Point being, puppy, adult or in between......... pure from a pup, an adult rescue or a puppy rehome, it's always a killer playing the waiting game.

Thanks for the pics and I can't wait to see who ends up coming home with you.....


----------



## hobbsy1010 (Jun 4, 2011)

Like Christmas as a kid.... couldn't come soon enough!!!

Like anything in life, 'Good things are worth waiting for' 

Hobbsy

Ohh Yeh nice photo's


----------



## mswhipple (Mar 7, 2011)

Those are some sweet puppies! I love that extra skin they have, too... Adorable!!


----------



## jakersmomma (Jan 3, 2010)

So sweet! Unlike most of you, we didn't know anything about a Vizsla before we got Jake. I wanted a dog for a very very long time and it was an argument my husband and I had for years. I was always partial to a Weim because of the looks, never really researched the temperament. I saw my first V demoing a 4x4 golf cart to a customer who had one and mentioned it to my husband. Two months later while baking Christmas cookies in walks my husband with the now love of my life (well both of them We HAD NO IDEA!!! Well, my hubby said he should have known something was up because Jake wanted to ride on the back of his neck for the entire ride home lol.....We've talked about it and decided while Jake is a whole lot of work and constant dedication, the reward of having a loyal, loving, intelligent boy is sooooo worth it!! I'm so excited for all you who are getting puppies!! You are about to embark on one **** of a fantastic journey!


----------



## dmp (Jan 23, 2012)

Thanks guys. Yeah, "stoked" doesn't cut it; I'm scared and excited. 

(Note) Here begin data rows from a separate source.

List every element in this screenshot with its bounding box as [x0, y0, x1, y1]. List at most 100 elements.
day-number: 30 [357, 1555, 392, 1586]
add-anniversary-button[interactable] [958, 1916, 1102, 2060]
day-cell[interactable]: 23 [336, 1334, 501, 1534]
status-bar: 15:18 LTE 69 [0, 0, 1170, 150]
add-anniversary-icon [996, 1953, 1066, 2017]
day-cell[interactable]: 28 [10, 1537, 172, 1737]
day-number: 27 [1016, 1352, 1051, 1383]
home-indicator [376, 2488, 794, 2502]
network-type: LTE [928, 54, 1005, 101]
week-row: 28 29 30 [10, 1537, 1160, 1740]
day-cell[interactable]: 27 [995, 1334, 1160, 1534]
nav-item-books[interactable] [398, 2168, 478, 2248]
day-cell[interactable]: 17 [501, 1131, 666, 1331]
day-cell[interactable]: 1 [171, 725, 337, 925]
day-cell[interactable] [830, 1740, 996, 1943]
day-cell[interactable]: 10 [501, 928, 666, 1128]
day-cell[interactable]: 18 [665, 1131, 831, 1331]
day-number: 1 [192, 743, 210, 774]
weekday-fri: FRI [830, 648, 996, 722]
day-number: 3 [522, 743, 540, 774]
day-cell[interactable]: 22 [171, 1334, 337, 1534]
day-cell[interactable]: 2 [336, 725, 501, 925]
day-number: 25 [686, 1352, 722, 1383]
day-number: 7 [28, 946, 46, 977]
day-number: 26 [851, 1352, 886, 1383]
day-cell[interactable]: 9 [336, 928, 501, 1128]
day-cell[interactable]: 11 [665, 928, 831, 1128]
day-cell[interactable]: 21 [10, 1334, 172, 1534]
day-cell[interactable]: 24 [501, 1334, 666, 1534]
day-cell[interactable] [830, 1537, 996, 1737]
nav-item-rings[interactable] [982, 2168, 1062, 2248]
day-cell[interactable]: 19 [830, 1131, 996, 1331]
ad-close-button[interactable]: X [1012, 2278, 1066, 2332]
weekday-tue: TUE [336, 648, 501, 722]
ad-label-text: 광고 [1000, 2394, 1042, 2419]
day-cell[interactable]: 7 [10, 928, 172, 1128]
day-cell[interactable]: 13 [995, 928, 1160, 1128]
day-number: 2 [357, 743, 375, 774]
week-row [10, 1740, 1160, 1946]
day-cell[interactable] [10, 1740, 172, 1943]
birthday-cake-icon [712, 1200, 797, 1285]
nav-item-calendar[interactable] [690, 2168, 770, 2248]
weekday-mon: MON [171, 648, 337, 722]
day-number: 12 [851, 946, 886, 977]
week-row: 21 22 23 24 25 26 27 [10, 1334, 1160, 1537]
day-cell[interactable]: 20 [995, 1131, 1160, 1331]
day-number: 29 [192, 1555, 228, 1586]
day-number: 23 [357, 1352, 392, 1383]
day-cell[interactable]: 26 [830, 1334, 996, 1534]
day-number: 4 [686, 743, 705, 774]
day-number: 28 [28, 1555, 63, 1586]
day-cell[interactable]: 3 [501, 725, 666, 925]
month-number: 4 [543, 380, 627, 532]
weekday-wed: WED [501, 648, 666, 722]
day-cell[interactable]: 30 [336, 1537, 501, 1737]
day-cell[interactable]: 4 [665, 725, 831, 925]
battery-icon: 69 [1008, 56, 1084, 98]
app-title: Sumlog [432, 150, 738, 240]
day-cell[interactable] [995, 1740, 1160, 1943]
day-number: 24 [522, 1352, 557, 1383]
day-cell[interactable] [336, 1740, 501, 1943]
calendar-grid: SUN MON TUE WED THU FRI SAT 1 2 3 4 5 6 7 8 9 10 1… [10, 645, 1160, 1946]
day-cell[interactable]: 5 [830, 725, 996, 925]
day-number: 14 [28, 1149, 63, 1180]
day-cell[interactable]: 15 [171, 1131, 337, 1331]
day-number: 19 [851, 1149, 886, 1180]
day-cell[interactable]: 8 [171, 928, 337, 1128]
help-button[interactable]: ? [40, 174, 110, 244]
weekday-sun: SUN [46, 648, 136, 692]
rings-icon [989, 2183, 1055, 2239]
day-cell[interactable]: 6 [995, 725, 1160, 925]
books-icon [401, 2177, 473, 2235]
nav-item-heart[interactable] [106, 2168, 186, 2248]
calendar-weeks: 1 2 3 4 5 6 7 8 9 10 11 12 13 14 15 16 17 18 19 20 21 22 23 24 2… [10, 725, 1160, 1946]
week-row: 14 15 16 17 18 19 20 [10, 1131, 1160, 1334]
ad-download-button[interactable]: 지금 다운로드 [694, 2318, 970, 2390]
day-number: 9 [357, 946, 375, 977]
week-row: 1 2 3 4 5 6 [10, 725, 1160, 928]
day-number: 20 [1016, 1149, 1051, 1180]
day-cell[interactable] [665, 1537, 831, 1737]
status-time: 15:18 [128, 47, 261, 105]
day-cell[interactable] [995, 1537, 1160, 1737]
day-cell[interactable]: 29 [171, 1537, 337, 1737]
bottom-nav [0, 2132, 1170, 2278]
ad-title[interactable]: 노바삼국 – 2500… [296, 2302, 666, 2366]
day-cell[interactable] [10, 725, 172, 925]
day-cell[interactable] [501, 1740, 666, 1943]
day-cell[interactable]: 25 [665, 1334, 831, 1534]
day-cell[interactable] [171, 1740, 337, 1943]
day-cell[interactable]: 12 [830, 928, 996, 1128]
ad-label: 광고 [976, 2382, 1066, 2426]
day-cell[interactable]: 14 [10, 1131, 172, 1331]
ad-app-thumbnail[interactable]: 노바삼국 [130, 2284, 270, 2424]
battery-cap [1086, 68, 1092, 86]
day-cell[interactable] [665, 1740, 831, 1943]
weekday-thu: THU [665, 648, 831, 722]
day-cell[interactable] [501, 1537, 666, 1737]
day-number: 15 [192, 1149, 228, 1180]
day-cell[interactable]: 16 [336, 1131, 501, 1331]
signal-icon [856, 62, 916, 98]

We left with a soft-spot for one or two; but to a pooch they were sweethearts and otherwise great.


----------



## Jarodsm (Apr 17, 2012)

They're the BEST woofers (and I mean no disrespect to our other four-legged friends out there). I got in touch with a breeder in Madrid whose bitch and stud hadn't even bred yet and put my name down for a pup. I waited some four months for the day to arrive and haven't looked back. Berlioz is the best dog, everybody loves him and he they. It's true they're a lot of work and dedication but the love and affection a Vizsla shows you is beyond compare. Good luck with your new addition!


----------



## dmp (Jan 23, 2012)

So - our date for pick up is 22 Apr - this SUNDAY! wow. So much to do. 

Here goes!


----------



## Suliko (Sep 17, 2011)

Woohoo! Congratulations! ;D That's almost around the corner, but I'm sure it feels like forever! Can't wait to see all the puppy pictures :

Fun fact: 22nd April is Lenin's brithday haha


----------



## dmp (Jan 23, 2012)

Nice?  My Step-mother is Russian - but I doubt she celebrates. hehe  She grew up in Izhevsk from 1950s till about 2000!


----------



## Suliko (Sep 17, 2011)

I grew up behind the iron curtain in Latvia. There were always parades on Apr 22nd. Don't think anyone really celebrates it anymore ;D


----------



## dmp (Jan 23, 2012)

Suliko said:


> I grew up behind the iron curtain in Latvia. There were always parades on Apr 22nd. Don't think anyone really celebrates it anymore ;D



Sveiks!! I suspect the parades...celebration wasn't voluntary.


----------



## Suliko (Sep 17, 2011)

Sveiks, *dmp*!


----------